CORVALLIS - A world-renowned scientist, who once was a student of Linus Pauling, will honor his former mentor on May 4 when he will deliver the annual Linus and Ava Helen Pauling Peace Lecture at Oregon State University.

Matthew Meselson, the Thomas Dudley Cabot Professor of the Natural Sciences at Harvard University, will speak on "Averting the Hostile Exploitation of Biology." His talk, which is free and open to the public, begins at 7 p.m. in the Austin Auditorium of LaSells Stewart Center on the OSU campus. The center is located at 26th Street and Western Boulevard.

Pauling is the only individual to win two unshared Nobel Prizes. The 1922 Oregon State graduate received the Nobel Prize in Chemistry in 1954, and the Nobel Peace Prize in 1963. Pauling, who left his papers, medals and memorabilia to OSU, died in 1994.

Meselson studied under Pauling as an undergraduate and graduate student at California Institute of Technology, before going onto a long, successful career of his own. He is internationally known for his work in molecular biology and, like Pauling, also is known for his stand against weapons of war.

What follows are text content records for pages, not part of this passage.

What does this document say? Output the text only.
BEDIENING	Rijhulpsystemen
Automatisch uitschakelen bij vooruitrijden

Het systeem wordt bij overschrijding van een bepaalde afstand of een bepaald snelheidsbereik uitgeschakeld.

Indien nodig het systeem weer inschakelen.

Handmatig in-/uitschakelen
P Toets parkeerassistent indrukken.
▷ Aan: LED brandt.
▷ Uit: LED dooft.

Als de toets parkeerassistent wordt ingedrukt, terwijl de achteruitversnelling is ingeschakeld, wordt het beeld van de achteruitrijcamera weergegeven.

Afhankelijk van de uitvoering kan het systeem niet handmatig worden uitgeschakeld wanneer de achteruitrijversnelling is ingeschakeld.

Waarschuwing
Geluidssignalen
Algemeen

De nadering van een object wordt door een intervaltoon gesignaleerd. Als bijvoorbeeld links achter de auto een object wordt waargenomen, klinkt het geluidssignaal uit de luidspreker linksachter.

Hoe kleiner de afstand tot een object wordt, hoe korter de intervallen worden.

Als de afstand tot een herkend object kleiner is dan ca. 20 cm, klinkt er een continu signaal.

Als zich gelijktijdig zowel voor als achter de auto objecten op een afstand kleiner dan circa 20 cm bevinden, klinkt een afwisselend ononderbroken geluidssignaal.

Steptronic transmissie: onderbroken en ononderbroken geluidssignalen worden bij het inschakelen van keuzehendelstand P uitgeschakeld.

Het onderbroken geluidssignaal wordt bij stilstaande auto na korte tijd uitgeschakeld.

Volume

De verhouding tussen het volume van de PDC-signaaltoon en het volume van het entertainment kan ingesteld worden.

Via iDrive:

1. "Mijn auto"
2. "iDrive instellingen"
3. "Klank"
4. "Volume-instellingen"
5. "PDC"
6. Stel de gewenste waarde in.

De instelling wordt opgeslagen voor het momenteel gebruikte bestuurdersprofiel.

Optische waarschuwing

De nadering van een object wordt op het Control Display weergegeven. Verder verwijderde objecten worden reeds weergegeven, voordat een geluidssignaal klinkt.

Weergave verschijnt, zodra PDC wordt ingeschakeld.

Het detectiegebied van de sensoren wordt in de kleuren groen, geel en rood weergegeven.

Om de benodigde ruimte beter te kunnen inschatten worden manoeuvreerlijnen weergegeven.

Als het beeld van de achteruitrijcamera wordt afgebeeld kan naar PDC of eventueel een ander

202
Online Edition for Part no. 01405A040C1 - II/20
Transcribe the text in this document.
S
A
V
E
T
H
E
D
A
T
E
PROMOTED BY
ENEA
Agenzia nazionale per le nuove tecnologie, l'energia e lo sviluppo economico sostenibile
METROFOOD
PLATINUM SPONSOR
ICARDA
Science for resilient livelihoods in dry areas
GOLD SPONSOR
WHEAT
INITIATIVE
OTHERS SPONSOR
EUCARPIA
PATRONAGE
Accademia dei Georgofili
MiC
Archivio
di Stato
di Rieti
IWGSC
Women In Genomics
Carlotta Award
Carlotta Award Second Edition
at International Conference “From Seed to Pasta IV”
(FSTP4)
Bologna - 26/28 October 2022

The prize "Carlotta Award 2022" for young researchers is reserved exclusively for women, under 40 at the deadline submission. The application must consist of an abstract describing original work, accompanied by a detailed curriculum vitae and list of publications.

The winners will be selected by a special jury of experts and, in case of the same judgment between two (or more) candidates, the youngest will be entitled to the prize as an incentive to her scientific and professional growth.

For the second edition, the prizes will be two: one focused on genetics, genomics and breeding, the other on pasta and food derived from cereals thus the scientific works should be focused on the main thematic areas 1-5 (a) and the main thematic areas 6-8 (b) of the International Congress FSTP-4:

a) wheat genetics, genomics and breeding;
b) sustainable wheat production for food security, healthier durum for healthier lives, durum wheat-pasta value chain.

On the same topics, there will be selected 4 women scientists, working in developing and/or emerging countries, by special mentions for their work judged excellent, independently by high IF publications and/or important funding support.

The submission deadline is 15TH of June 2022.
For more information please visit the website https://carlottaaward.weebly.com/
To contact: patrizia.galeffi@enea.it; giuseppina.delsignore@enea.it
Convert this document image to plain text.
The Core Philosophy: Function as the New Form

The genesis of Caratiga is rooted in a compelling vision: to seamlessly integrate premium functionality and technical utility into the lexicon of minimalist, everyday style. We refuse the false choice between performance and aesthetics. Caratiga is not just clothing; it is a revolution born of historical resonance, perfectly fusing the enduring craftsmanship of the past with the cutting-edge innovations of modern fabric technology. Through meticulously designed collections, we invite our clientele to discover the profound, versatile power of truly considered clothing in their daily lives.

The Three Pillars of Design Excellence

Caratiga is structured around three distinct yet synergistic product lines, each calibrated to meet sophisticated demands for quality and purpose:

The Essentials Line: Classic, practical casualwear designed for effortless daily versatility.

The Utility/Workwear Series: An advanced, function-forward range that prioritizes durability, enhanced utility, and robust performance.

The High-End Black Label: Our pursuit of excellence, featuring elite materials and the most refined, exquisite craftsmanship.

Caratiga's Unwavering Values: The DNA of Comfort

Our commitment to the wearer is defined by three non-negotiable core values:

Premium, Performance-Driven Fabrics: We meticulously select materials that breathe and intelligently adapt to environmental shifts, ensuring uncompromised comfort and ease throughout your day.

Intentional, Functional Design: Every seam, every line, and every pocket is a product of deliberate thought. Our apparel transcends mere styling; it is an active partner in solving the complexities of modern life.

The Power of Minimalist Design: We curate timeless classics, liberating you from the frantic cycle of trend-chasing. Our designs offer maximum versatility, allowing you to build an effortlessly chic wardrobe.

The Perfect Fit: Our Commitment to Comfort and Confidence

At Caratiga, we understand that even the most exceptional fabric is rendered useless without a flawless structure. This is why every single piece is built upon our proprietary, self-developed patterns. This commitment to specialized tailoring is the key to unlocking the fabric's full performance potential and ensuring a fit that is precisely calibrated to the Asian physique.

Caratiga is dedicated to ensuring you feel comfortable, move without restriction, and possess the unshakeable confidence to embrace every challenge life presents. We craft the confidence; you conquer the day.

His most noted scientific achievement came in 1957, when he and colleague Frank Stahl formulated an experiment that proved the method by which DNA replicates itself. Known as the Meselson-Stahl experiment, it was dubbed "the most beautiful experiment in biology" and was the subject of a best-selling book by Frederic Lawrence Holmes.

Meselson has long crusaded against the dangers of chemical and biological weapons. In 1979, he investigated the largest known outbreak of inhalation anthrax, which occurred in the Soviet Union. He also has consulted frequently to governmental and nongovernmental agencies, and conducted studies on the effects of biological warfare in southeast Asia.

He is co-director of the Harvard Sussex Program on Chemical and Biological Weapons Armament and Arms Limitation.

Meselson has received medals from the National Academy of Sciences and the Genetics Society of America, and holds numerous honorary degrees.

On Wednesday, May 5, he will be honored with the Linus Pauling Legacy Award, which will be presented to him by OSU Libraries, according to Chris Petersen, a research assistant with Special Collections. Previous winners were Daisaku Ikeda, the founder of Soka Gakkai International, 2002; and Sir Joseph Rotblat, Nobel laureate physicist, 2003.